The idea began after one of Dr. Tour’s students read about European research on head and whole body transplants on Reddit. This research was focused on taking a brain dead patient with a healthy body and pairing them with someone who has brain activity but has lost bodily function. The biggest challenge, however, was melding the spine together. The neurons in the two separated parts of the spinal cord could not communicate with one another, and as a result, the animals involved with whole body and head transplant experiments only regained about 10% of their original motor function. The post-graduate student contacted the European researchers, who then proposed using the Tour lab’s graphene nanoribbons in their research, as Dr. Tour’s team had already proven that neurons grew very well along graphene.
“When a spinal cord is severed, the neurons grow from the bottom up and the top down, but they pass like ships in the night; they never connect. But if they connect, they will be fused together and start working again. So the idea was to put very thin nanoribbons in the gap between the two parts of the spinal cord to get them to align,” explains Dr. Tour. Nanoribbons are extremely conductive, so when their edges are activated with polyethylene glycol, or PEG, they form an active network that allows the spinal cord to reconnect. This material is called Texas-PEG, and although it is only about 1% graphene nanoribbons, this is still enough to create an electric network through which the neurons in the spinal cord can connect and communicate with one another.

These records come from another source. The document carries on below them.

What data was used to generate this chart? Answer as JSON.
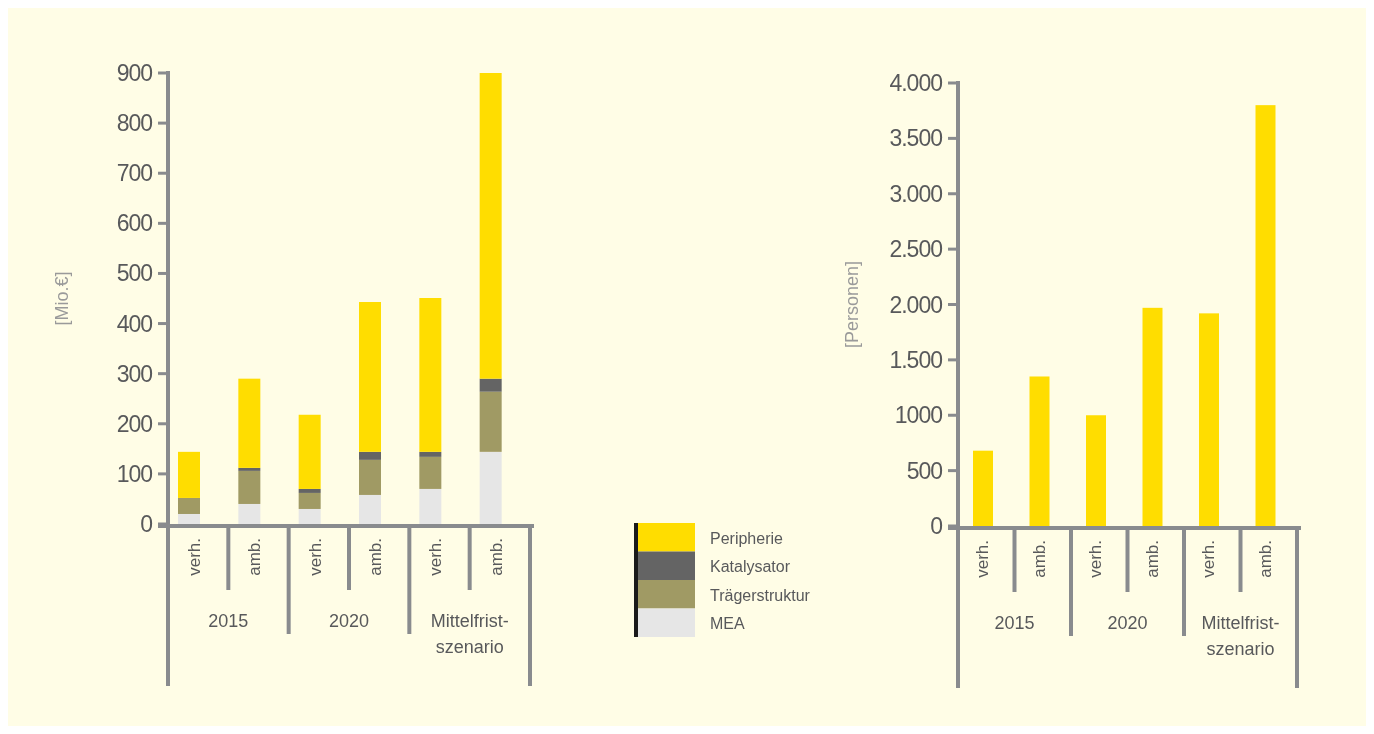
{
  "chart_data": [
    {
      "type": "bar",
      "stacked": true,
      "ylabel": "[Mio.€]",
      "categories": [
        "verh.",
        "amb.",
        "verh.",
        "amb.",
        "verh.",
        "amb."
      ],
      "annotations": [
        "2015",
        "2020",
        "Mittelfrist-szenario"
      ],
      "ylim": [
        0,
        900
      ],
      "yticks": [
        0,
        100,
        200,
        300,
        400,
        500,
        600,
        700,
        800,
        900
      ],
      "legend": "bottom right",
      "series": [
        {
          "name": "MEA",
          "color": "#e6e6e6",
          "values": [
            20,
            40,
            30,
            58,
            70,
            144
          ]
        },
        {
          "name": "Trägerstruktur",
          "color": "#a09a64",
          "values": [
            32,
            66,
            32,
            70,
            64,
            120
          ]
        },
        {
          "name": "Katalysator",
          "color": "#646464",
          "values": [
            0,
            6,
            8,
            16,
            10,
            26
          ]
        },
        {
          "name": "Peripherie",
          "color": "#ffdd00",
          "values": [
            92,
            178,
            148,
            299,
            307,
            610
          ]
        }
      ]
    },
    {
      "type": "bar",
      "ylabel": "[Personen]",
      "categories": [
        "verh.",
        "amb.",
        "verh.",
        "amb.",
        "verh.",
        "amb."
      ],
      "annotations": [
        "2015",
        "2020",
        "Mittelfrist-szenario"
      ],
      "ylim": [
        0,
        4000
      ],
      "yticks": [
        0,
        500,
        1000,
        {
          "value": 1500,
          "label": "1.500"
        },
        {
          "value": 2000,
          "label": "2.000"
        },
        {
          "value": 2500,
          "label": "2.500"
        },
        {
          "value": 3000,
          "label": "3.000"
        },
        {
          "value": 3500,
          "label": "3.500"
        },
        {
          "value": 4000,
          "label": "4.000"
        }
      ],
      "series": [
        {
          "color": "#ffdd00",
          "values": [
            680,
            1350,
            1000,
            1970,
            1920,
            3800
          ]
        }
      ]
    }
  ]
}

The Tour lab tested this material on rats by severing their spinal cords and then using Texas-PEG to see how much of their mobility was recovered. The rats scored about 19/21 on a mobility scale after only 3 weeks, a remarkable advancement from the 10% recovery in previous European trials. “It was just phenomenal. There were rats running away after 3 weeks with a totally severed spinal cord! We knew immediately that something was happening because one day they would touch their foot and their brain was detecting it,” says Dr. Tour. The first human trials will begin in 2017 overseas. Due to FDA regulations, it may be awhile before we see trials in the United States, but the FDA will accept data from successful trials in other countries. Graphene nanoribbons may one day become a viable treatment option for spinal injuries.
This isn’t the end of Dr. Tour’s research with graphene nanoribbons. “We’ve combined our research with neurons and graphene nanoribbons with antioxidants: we inject antioxidants into the bloodstream to minimize swelling. All of this is being tested in Korea on animals. We will decide on an optimal formulation this year, and it will be tried on a human this year,” Dr. Tour explained. Most of all, Dr. Tour and his lab would like to see their research with graphene nanoribbons used in the United States to help quadriplegics who suffer from limited mobility due to spinal cord damage. What began as a lucky discovery now has the potential to change the lives of thousands.
- Wijeratne, Sithara S., et al. Sci. Rep. 2016, 6.
- Raji, Abdul-Rahman O., et al. ACS Appl. Mater. Interfaces. 2016, 8 (5), 3551-3556.
- Salvatierra, Rodrigo V., et al. Adv. Energy Mater. 2016, 6 (24).
- National Academy of Inventors. http://www.academyofinventors.org/ (accessed Feb. 1, 2017).
- Zehtab Yazdi, Alireza, et al. ACS Nano. 2015, 9 (6), 5833-5845.